US Army 101 is a 2-8-0 "Consolidation"-type steam locomotive that was originally operated by the United States Army. It is one of three survivors of the 1,500 General Pershing locomotives built in 1916–1918 for the War Department in World War I. The class was named after General John J. Pershing.

Number 101 went on to see action in three wars — World War I, World War II, and the Korean War. After the Korean War, it was operated by the Korean National Railroad, which designated it 소리2-101 (Sori2).

== History ==

US Army 101 was built for the US Army for use in World War I by Baldwin Locomotive Works in 1918 and was under their ownership until it was donated to Korea in 1947.

In 1953, the 101 was recovered from damaged areas and reconstructed by the Army Transportation Corps, under the direction of Col.
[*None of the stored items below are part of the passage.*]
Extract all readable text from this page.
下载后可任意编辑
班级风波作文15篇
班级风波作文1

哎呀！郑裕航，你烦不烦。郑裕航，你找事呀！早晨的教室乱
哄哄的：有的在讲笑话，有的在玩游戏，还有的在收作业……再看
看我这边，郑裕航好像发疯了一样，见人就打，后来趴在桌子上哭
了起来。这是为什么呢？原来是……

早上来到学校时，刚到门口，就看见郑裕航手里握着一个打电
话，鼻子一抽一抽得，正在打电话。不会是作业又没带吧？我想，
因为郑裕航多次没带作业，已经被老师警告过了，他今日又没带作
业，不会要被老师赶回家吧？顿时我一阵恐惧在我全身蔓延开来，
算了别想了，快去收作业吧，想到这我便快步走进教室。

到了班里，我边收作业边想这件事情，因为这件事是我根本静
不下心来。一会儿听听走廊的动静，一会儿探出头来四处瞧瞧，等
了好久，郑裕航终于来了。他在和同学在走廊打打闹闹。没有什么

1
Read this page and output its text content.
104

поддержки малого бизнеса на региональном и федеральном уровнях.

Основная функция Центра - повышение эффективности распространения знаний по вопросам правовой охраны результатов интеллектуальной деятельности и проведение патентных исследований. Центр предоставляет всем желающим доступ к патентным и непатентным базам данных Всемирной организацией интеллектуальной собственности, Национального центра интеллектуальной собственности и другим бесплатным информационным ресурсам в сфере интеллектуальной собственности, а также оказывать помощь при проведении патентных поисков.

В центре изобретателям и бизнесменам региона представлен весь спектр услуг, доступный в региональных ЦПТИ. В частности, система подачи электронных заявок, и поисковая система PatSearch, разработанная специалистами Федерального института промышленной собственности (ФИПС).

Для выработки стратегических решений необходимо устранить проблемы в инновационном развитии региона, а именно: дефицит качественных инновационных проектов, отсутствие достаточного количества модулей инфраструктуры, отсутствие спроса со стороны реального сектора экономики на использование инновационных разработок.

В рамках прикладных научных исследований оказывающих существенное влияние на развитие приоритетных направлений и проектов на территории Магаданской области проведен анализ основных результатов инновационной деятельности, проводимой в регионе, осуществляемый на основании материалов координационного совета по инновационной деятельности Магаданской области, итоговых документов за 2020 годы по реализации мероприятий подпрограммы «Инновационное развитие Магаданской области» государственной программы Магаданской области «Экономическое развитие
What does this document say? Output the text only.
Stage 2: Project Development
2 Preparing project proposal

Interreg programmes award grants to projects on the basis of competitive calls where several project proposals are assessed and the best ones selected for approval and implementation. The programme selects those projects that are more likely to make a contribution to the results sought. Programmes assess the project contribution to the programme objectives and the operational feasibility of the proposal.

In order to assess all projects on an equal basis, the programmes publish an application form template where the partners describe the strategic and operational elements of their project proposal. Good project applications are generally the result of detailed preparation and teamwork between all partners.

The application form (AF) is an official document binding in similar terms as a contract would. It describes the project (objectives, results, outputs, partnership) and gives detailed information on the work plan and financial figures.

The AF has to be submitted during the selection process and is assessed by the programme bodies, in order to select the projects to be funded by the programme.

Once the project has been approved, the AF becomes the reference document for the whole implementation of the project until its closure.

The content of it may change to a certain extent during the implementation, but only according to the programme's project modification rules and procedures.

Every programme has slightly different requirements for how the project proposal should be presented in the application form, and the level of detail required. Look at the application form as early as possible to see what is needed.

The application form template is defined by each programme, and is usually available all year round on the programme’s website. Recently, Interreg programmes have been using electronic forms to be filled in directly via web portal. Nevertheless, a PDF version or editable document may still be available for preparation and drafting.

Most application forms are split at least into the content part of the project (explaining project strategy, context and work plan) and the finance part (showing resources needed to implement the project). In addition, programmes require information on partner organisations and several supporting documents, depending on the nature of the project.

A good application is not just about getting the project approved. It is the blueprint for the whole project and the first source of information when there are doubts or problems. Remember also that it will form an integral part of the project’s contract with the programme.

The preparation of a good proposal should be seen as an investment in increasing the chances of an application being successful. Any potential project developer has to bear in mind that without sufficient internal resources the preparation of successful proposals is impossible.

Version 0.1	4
George Simpson. It was soon discovered that 101 was still property of the Korean Republic. Col. George Simpson, Harold T.I. Shannon, and Harold E. Fuller started talks with the Korean Republic about donating the engine to the National Railroad Museum.

In 1958, Korean Republic President Syngman Rhee donated the locomotive as a gift from the Korean people. On May 30, 1959, General Pershing was presented with a Certificate of Service from the Secretary of the Army.

It is one of only three surviving Pershing Class locomotives, the others being the Southern Pine Lumber Company No. 28 (or Texas State Railroad No. 300) and the CFR locomotive No. 140 117 in Romania.